While sitting in my idling Jeep last week, waiting to go through the car wash, a Gordon Sumner (Sting) song came on satellite radio.
“In Europe and America there’s a growing feeling of hysteria. Conditioned to respond to all the threats in the rhetorical speeches of the Soviets…”
“Russians,” from Sting’s 1985 debut solo album The Dream of the Blue Turtles, was in heavy rotation at UMaine Orono’s radio station WMEB in November of that year. It was my senior year of college and I played the song often. Sting used a Prokofiev theme and the song evoked a dark winter’s day. Admittedly, I did not listen intently to the words, just the refrain of “I hope the Russians love their children too.”
I took a picture of my dashboard computer, showing Sting and the name of the song and I texted it to a friend with the note “always the Russians.”
It’s interesting how long the Russians have been our national nemesis.

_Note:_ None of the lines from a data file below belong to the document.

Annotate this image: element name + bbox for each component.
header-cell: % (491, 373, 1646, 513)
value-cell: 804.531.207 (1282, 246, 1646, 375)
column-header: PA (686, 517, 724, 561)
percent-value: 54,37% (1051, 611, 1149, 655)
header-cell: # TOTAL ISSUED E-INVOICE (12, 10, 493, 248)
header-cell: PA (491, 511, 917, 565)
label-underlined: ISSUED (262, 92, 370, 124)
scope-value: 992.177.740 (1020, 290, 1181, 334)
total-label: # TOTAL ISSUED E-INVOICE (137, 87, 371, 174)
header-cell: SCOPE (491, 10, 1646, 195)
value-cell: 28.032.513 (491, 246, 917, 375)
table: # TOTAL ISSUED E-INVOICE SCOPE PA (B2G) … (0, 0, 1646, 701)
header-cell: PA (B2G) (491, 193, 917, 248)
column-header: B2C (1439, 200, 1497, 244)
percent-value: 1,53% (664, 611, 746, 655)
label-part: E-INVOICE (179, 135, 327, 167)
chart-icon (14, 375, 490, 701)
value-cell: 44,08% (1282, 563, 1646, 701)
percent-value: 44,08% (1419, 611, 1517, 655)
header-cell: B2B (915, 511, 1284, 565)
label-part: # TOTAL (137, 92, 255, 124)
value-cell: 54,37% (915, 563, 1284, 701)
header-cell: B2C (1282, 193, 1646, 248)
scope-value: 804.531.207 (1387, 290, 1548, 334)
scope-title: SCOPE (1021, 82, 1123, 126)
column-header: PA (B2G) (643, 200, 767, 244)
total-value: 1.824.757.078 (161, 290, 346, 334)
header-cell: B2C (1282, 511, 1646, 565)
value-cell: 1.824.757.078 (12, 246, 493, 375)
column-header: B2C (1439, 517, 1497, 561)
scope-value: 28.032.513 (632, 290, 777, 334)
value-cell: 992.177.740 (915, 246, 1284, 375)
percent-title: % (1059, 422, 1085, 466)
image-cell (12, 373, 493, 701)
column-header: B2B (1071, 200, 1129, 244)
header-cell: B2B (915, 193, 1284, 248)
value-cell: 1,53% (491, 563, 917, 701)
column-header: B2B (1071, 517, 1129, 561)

It was the leading headline in yesterday’s local paper. And just this morning before I muted the NPR news that interrupts Maine Public Classical’s pleasant playlist at the top of the hour, I heard “investigations of Russian interference in US elections…”
Always the Russians.
I once heard a man sarcastically tell someone “It’s because of the Russians that we can’t have nice things.”

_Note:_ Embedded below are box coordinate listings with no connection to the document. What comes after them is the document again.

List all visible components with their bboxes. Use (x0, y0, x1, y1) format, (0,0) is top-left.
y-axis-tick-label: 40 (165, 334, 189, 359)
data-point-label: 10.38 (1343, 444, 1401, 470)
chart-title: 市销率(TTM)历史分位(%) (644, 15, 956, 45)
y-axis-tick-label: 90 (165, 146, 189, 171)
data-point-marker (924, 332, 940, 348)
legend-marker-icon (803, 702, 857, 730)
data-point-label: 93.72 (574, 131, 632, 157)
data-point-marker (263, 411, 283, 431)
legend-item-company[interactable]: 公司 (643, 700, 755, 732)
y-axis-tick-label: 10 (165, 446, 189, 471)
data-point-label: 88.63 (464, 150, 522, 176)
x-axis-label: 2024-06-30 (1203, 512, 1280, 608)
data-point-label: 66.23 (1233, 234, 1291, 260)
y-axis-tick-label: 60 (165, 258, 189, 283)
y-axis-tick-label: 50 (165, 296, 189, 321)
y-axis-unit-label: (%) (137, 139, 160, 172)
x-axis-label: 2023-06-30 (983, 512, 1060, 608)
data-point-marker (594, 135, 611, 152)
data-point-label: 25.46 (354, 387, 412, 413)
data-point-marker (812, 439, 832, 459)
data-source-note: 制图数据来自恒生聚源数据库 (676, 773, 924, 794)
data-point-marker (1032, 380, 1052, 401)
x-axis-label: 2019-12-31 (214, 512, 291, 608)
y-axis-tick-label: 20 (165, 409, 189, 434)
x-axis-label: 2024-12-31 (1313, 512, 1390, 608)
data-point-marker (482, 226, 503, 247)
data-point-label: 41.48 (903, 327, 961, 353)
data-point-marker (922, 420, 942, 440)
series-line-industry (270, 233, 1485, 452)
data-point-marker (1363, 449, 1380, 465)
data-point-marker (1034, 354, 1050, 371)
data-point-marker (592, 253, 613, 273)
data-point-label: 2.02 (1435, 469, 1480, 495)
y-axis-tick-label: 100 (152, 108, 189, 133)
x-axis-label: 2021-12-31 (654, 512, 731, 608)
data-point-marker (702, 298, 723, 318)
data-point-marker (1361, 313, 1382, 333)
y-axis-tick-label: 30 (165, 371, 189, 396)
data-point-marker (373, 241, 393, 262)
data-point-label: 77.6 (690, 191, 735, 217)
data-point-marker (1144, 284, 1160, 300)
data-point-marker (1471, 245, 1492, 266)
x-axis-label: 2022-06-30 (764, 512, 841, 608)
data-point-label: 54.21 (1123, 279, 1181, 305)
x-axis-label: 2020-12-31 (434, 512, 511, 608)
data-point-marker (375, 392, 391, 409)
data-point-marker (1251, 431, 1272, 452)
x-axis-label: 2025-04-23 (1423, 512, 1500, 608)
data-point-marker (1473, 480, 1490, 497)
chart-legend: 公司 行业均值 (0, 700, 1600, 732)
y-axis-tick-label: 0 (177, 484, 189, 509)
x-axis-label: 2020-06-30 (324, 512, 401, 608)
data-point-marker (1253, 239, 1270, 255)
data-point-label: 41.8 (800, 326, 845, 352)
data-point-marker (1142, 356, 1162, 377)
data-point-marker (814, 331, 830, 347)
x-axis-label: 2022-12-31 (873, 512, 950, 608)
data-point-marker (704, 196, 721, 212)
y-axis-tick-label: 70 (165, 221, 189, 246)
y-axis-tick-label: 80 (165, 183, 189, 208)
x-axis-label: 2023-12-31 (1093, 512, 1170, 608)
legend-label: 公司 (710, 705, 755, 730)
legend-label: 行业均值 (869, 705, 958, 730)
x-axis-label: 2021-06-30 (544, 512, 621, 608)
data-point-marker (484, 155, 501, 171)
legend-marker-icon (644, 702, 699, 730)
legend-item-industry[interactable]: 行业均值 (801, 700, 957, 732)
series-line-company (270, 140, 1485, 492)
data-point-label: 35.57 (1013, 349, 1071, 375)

I’ve got to admit, I really liked the response and I’ve used it a few times in conversation, dropping it deadpan before a few uncomfortable moments of silence. Followed by a smile, of course, to break the inevitable tension.

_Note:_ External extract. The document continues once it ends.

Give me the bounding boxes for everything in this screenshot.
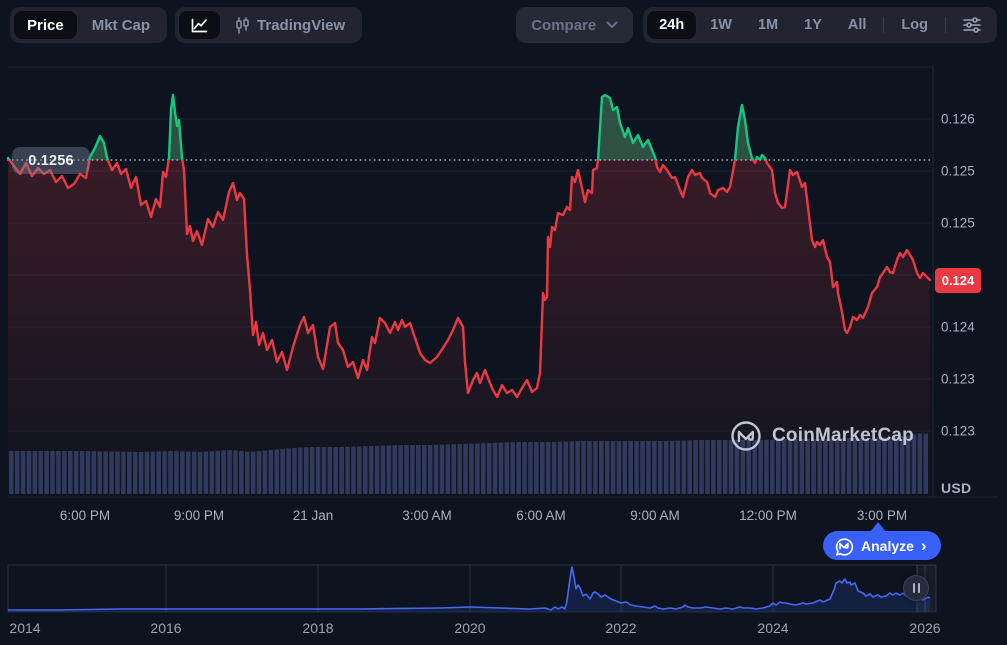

1945 is generally considered the beginning of the Cold War. Using this as a starting date, the Russians have been interfering with life here in America for 73 years, more than my entire lifetime. Unbelievable, isn’t it? Maybe that’s why I find Russian president Vladimir Putin rather handsome and intriguing.
Russians or no, we are moving dangerously close to Christmas with many things undone. My new living room carpet is still in transit and won’t be installed before Christmas. It might as well be in Kiev. I got tired of looking at the Cold War-era linoleum that was under the old carpet, so I went out and bought a very inexpensive (some might call it cheap) bound area rug to stage the room for the holidays. It will work for now and Paul at the carpet store tells me the installation will be complete by New Year’s.
And then there’s Moxie…
I have not blogged about this yet, but I have been asked to “coordinate” this year’s Moxie Festival. I’m excited about it and I had a special Moxie Santa hat made for myself. And how about the reusable shopping bags they’re selling at Family Dollar? I thought they fit perfectly with the “Moxie Goes Artsy” theme, all orange and pop-artsy. Maybe in 2020 we can do a “Moxie Christmas in July” theme. The Santa hats would probably be too hot for summer wear, so who knows.
No Russians are going to stop it; Christmas is six days away and the Moxie Festival is two hundred and five days down the road.
I’m going to heat up my samovar right now.